Here's What Happened in the October 2025 Crypto Market Crash
Between October 10 and 12, 2025, the crypto market experienced one of its toughest weekends ever. Prices of major coins fell sharply, and over $19 billion in leveraged positions were wiped out in a single day, the biggest liquidation event in crypto history.
The crash was triggered by a surprise U.S. tariff announcement on Chinese imports, which shook global markets. Crypto reacted first and fastest. But what made the crash so severe was the amount of leverage in the system. The market was stretched, so a single shock triggered a chain of forced liquidations.
The panic didn’t last long. U.S. officials softened their stance on tariffs, calming investors. Prices began to recover, and analysts believe this reset cleared excess leverage, setting up a healthier market for the months ahead.
What Triggered the Crash
The downturn started late Friday, October 10, when President Donald Trump announced 100% tariffs on Chinese tech imports. Markets went into panic. Crypto, which trades 24/7 without circuit breakers, reacted within minutes as bots triggered large sell orders.
The “Power Hour” Sell-Off
In one intense hour, more than $7 billion in leveraged positions were liquidated. Within 24 hours, that number grew past $19 billion. About 1.6 million traders were affected. Exchanges activated emergency tools to contain losses. Bitcoin alone saw $3.7 billion in long positions wiped out.
How the Market Moved
The wipeout hit assets differently:
- Bitcoin fell 8.4% to about $104,782
- Ethereum dropped 5.8% to $3,637
- BNB slid 6.6% to $1,094
- XRP plunged nearly 23% to $2.33
- Tether held steady at $1
The gap between Bitcoin’s drop and XRP’s plunge showed how traders moved into more stable assets under stress. DeFi lending pools also saw liquidations as collateral values sank.
Why the Market Was So Fragile
In the months before the crash, leverage had surged across significant assets:
- Ether’s open interest rose from $23 billion in January to $60 billion by October 9.
- Bitcoin’s climbed 374% in the same period.
- Solana grew 205%.
This meant the market was primed for a sharp drop. Once prices dipped, automatic liquidations kicked in, accelerating the fall.
Global Markets Added Pressure
The tariff news hit global markets, too. On that Friday, the S&P 500 fell over 2% and the US Tech 100 dropped 3.68%. Bond yields rose, the dollar strengthened, and both stocks and crypto sold off. ETF outflows had already thinned liquidity, so when retail panic set in, prices sank further.
DeFi and Stablecoins Showed Cracks
DeFi protocols faced hidden risks. As collateral fell, liquidation mechanisms struggled to keep up, leaving some protocols with bad debt.

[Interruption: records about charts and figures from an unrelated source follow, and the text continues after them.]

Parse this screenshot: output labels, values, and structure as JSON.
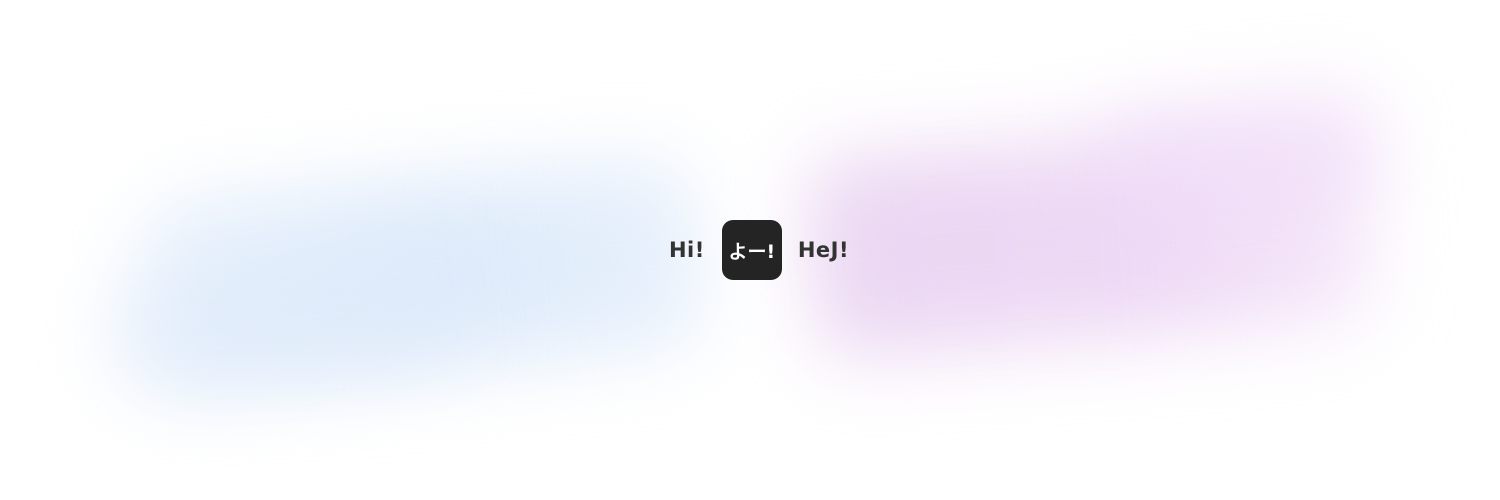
{
  "greetings": {
    "left": "Hi!",
    "center": "よー!",
    "right": "HeJ!"
  },
  "colors": {
    "text": "#333333",
    "badge_background": "#242424",
    "badge_text": "#ffffff",
    "blur_left": "#dae8fa",
    "blur_right": "#ecd4f4"
  }
}
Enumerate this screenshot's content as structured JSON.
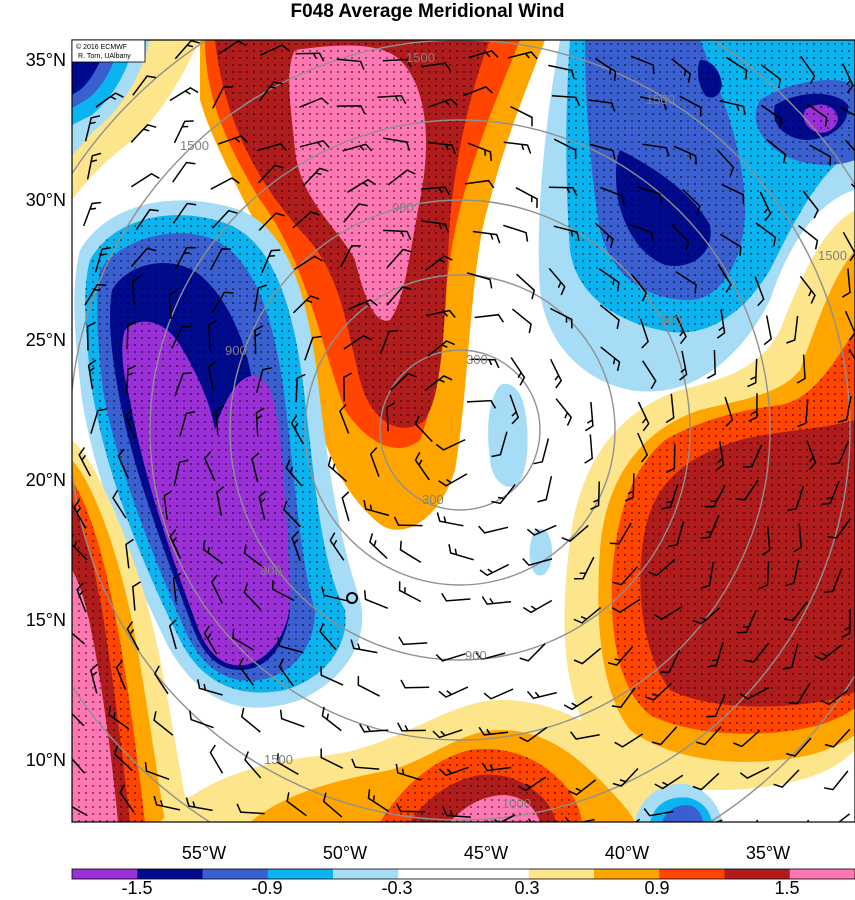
{
  "title": "F048 Average Meridional Wind",
  "credit": {
    "line1": "© 2016 ECMWF",
    "line2": "R. Torn, UAlbany"
  },
  "lat_ticks": [
    "35°N",
    "30°N",
    "25°N",
    "20°N",
    "15°N",
    "10°N"
  ],
  "lon_ticks": [
    "55°W",
    "50°W",
    "45°W",
    "40°W",
    "35°W"
  ],
  "colorbar": {
    "colors": [
      "#9b30d8",
      "#000a8f",
      "#3a5fd0",
      "#0ab4f0",
      "#a6dcf5",
      "#ffffff",
      "#ffffff",
      "#fde58c",
      "#ffa500",
      "#ff4500",
      "#b01c1c",
      "#ff78b4"
    ],
    "labels": [
      "-1.5",
      "-0.9",
      "-0.3",
      "0.3",
      "0.9",
      "1.5"
    ]
  },
  "contour_labels": [
    "1500",
    "1500",
    "1500",
    "1500",
    "900",
    "900",
    "900",
    "900",
    "900",
    "300",
    "300",
    "1500",
    "1000"
  ],
  "map": {
    "lon_range": [
      -59,
      -32
    ],
    "lat_range": [
      8,
      36
    ],
    "center_marker": "circle"
  }
}
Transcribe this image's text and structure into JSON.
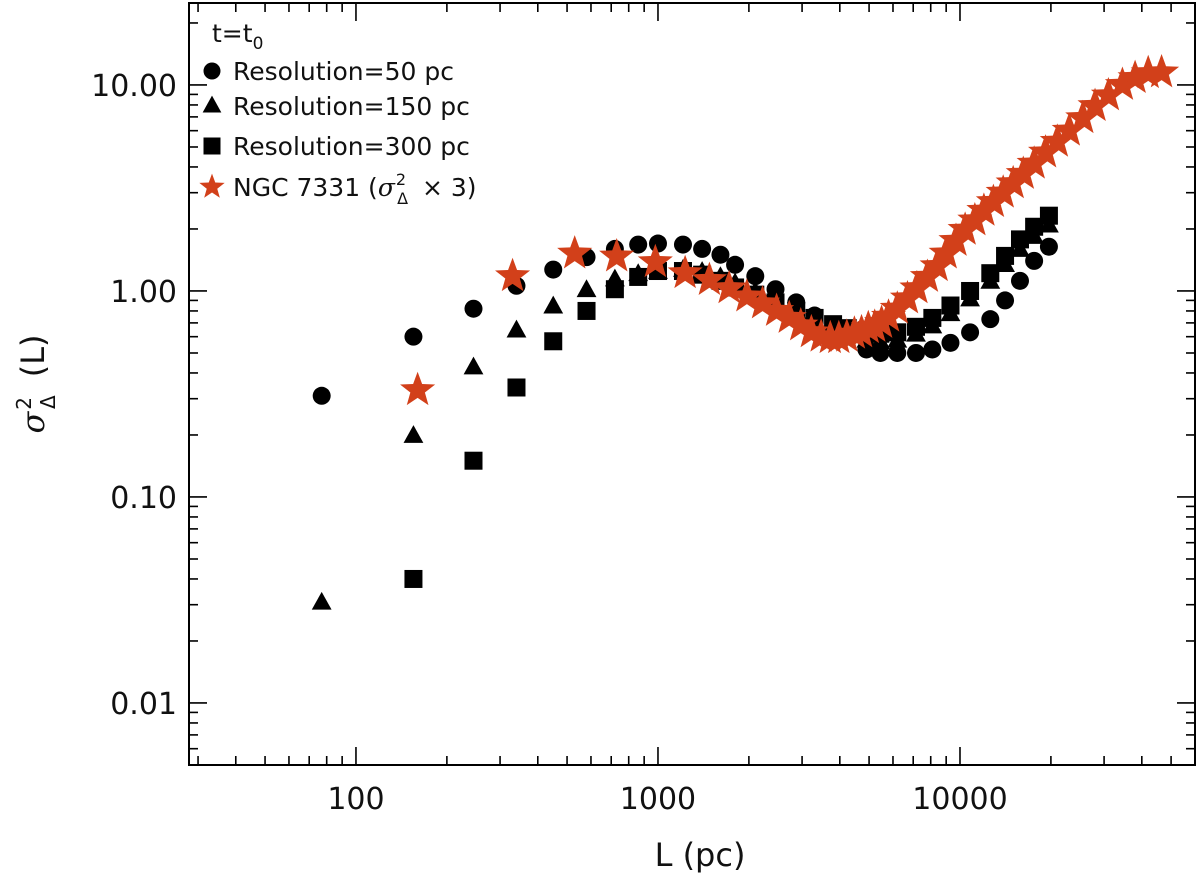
{
  "chart_data": {
    "type": "scatter",
    "title": "",
    "xlabel": "L (pc)",
    "ylabel": {
      "symbol": "σ",
      "superscript": "2",
      "subscript": "Δ",
      "suffix": "(L)"
    },
    "xscale": "log",
    "yscale": "log",
    "xlim": [
      28,
      60000
    ],
    "ylim": [
      0.005,
      25
    ],
    "xticks": [
      {
        "value": 100,
        "label": "100"
      },
      {
        "value": 1000,
        "label": "1000"
      },
      {
        "value": 10000,
        "label": "10000"
      }
    ],
    "yticks": [
      {
        "value": 0.01,
        "label": "0.01"
      },
      {
        "value": 0.1,
        "label": "0.10"
      },
      {
        "value": 1,
        "label": "1.00"
      },
      {
        "value": 10,
        "label": "10.00"
      }
    ],
    "legend": {
      "placement": "top-left",
      "header": {
        "base": "t=t",
        "subscript": "0"
      },
      "entries": [
        {
          "series": 0,
          "label": "Resolution=50 pc"
        },
        {
          "series": 1,
          "label": "Resolution=150 pc"
        },
        {
          "series": 2,
          "label": "Resolution=300 pc"
        },
        {
          "series": 3,
          "label_prefix": "NGC 7331 (",
          "label_symbol": "σ",
          "label_sup": "2",
          "label_sub": "Δ",
          "label_suffix": " × 3)"
        }
      ]
    },
    "series": [
      {
        "name": "Resolution=50 pc",
        "marker": "circle",
        "color": "#000000",
        "x": [
          77,
          155,
          245,
          340,
          450,
          580,
          720,
          860,
          1000,
          1210,
          1400,
          1610,
          1800,
          2100,
          2450,
          2870,
          3300,
          3800,
          4250,
          4900,
          5450,
          6200,
          7150,
          8100,
          9300,
          10800,
          12600,
          14100,
          15800,
          17600,
          19700
        ],
        "y": [
          0.31,
          0.6,
          0.82,
          1.06,
          1.27,
          1.46,
          1.6,
          1.68,
          1.7,
          1.68,
          1.6,
          1.5,
          1.34,
          1.18,
          1.02,
          0.88,
          0.76,
          0.66,
          0.6,
          0.52,
          0.5,
          0.5,
          0.5,
          0.52,
          0.56,
          0.63,
          0.73,
          0.9,
          1.12,
          1.4,
          1.64
        ]
      },
      {
        "name": "Resolution=150 pc",
        "marker": "triangle",
        "color": "#000000",
        "x": [
          77,
          155,
          245,
          340,
          450,
          580,
          720,
          860,
          1000,
          1210,
          1400,
          1610,
          1800,
          2100,
          2450,
          2870,
          3300,
          3800,
          4250,
          4900,
          5450,
          6200,
          7150,
          8100,
          9300,
          10800,
          12600,
          14100,
          15800,
          17600,
          19700
        ],
        "y": [
          0.031,
          0.2,
          0.43,
          0.65,
          0.85,
          1.02,
          1.15,
          1.22,
          1.25,
          1.28,
          1.25,
          1.18,
          1.1,
          1.0,
          0.9,
          0.8,
          0.72,
          0.66,
          0.62,
          0.58,
          0.57,
          0.58,
          0.62,
          0.68,
          0.78,
          0.92,
          1.12,
          1.35,
          1.6,
          1.85,
          2.1
        ]
      },
      {
        "name": "Resolution=300 pc",
        "marker": "square",
        "color": "#000000",
        "x": [
          155,
          245,
          340,
          450,
          580,
          720,
          860,
          1000,
          1210,
          1400,
          1610,
          1800,
          2100,
          2450,
          2870,
          3300,
          3800,
          4250,
          4900,
          5450,
          6200,
          7150,
          8100,
          9300,
          10800,
          12600,
          14100,
          15800,
          17600,
          19700
        ],
        "y": [
          0.04,
          0.15,
          0.34,
          0.57,
          0.8,
          1.02,
          1.17,
          1.25,
          1.25,
          1.2,
          1.12,
          1.04,
          0.96,
          0.88,
          0.8,
          0.74,
          0.69,
          0.66,
          0.64,
          0.62,
          0.63,
          0.67,
          0.74,
          0.85,
          1.0,
          1.22,
          1.48,
          1.78,
          2.05,
          2.32
        ]
      },
      {
        "name": "NGC 7331 (σ²Δ × 3)",
        "marker": "star",
        "color": "#d2401a",
        "x": [
          160,
          330,
          530,
          730,
          980,
          1230,
          1480,
          1720,
          1970,
          2220,
          2470,
          2720,
          2970,
          3220,
          3470,
          3720,
          3970,
          4220,
          4470,
          4720,
          4970,
          5220,
          5500,
          5800,
          6200,
          6700,
          7200,
          7800,
          8400,
          9000,
          9700,
          10400,
          11200,
          12000,
          12900,
          13900,
          15000,
          16200,
          17600,
          19200,
          21000,
          23000,
          25500,
          28000,
          31000,
          34500,
          38000,
          42000,
          46500
        ],
        "y": [
          0.33,
          1.18,
          1.52,
          1.47,
          1.38,
          1.22,
          1.13,
          1.03,
          0.94,
          0.87,
          0.8,
          0.74,
          0.68,
          0.63,
          0.6,
          0.59,
          0.59,
          0.6,
          0.62,
          0.63,
          0.66,
          0.67,
          0.7,
          0.75,
          0.82,
          0.92,
          1.03,
          1.17,
          1.32,
          1.52,
          1.75,
          1.98,
          2.2,
          2.45,
          2.7,
          3.0,
          3.33,
          3.7,
          4.15,
          4.7,
          5.3,
          6.0,
          6.9,
          7.9,
          8.9,
          10.0,
          10.8,
          11.4,
          11.5
        ]
      }
    ]
  }
}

Stablecoins also came under stress. Ethena’s USDe plunged to $0.66, while USDC briefly lost its peg. Tether traded at a slight premium as traders fled to the most trusted stablecoin. Binance later compensated $283 million to affected users, showing how fragile some stablecoins can be during fast crashes.
The $88 Million Trade That Raised Eyebrows
Minutes before the U.S. tariff announcement, a single trader opened a massive Bitcoin short position, then closed it shortly after for an estimated $88 million profit. The timing was so precise that many in the industry suspected insider information or front-running. Even if the trade was a lucky guess, the optics were terrible. It sparked public calls for an investigation and showed how crypto markets lack the kind of surveillance you’d see in traditional finance. Regulators like the SEC and CFTC closely monitor insider trading in stock markets.
Regulation Was Improving, But Gaps Remained
The U.S. had started making progress on stablecoin regulation with the GENIUS Act, signed in July 2025. It required dollar-backed stablecoins to hold full reserves, a move aimed at avoiding another Terra-style collapse. But the Act didn’t address leverage limits or derivatives risks, the very things that fueled this crash. Broader reforms to the crypto market structure were stuck in Congress. Talks between Democrats and Republicans stalled just before the liquidation event, leaving significant gaps in systemic risk management and market surveillance. The crash made those gaps clear. While stablecoin rules improved, the lack of comprehensive leverage regulation allowed structural weaknesses to build unchecked.
Market Rebound and What Lies Ahead
The panic eased as fast as it started. Over the weekend, Trump softened his stance, signalling that the tariffs were a negotiating tactic. Markets calmed, and crypto prices bounced back.
Leverage Flush
Funding rates dropped to their lowest since 2022, clearing billions in speculative positions. This left the market leaner and stronger. Bitcoin even flashed a “golden cross” shortly after, hinting at bullish momentum.
Long-Term Bullish Outlook
Despite the chaos, major institutions held their price targets. SkyBridge still expects Bitcoin at $150,000 by year-end, and Ark Invest projects a $25 trillion total crypto market cap by 2030. For many experts, the crash was a necessary reset, not a change in the long-term story.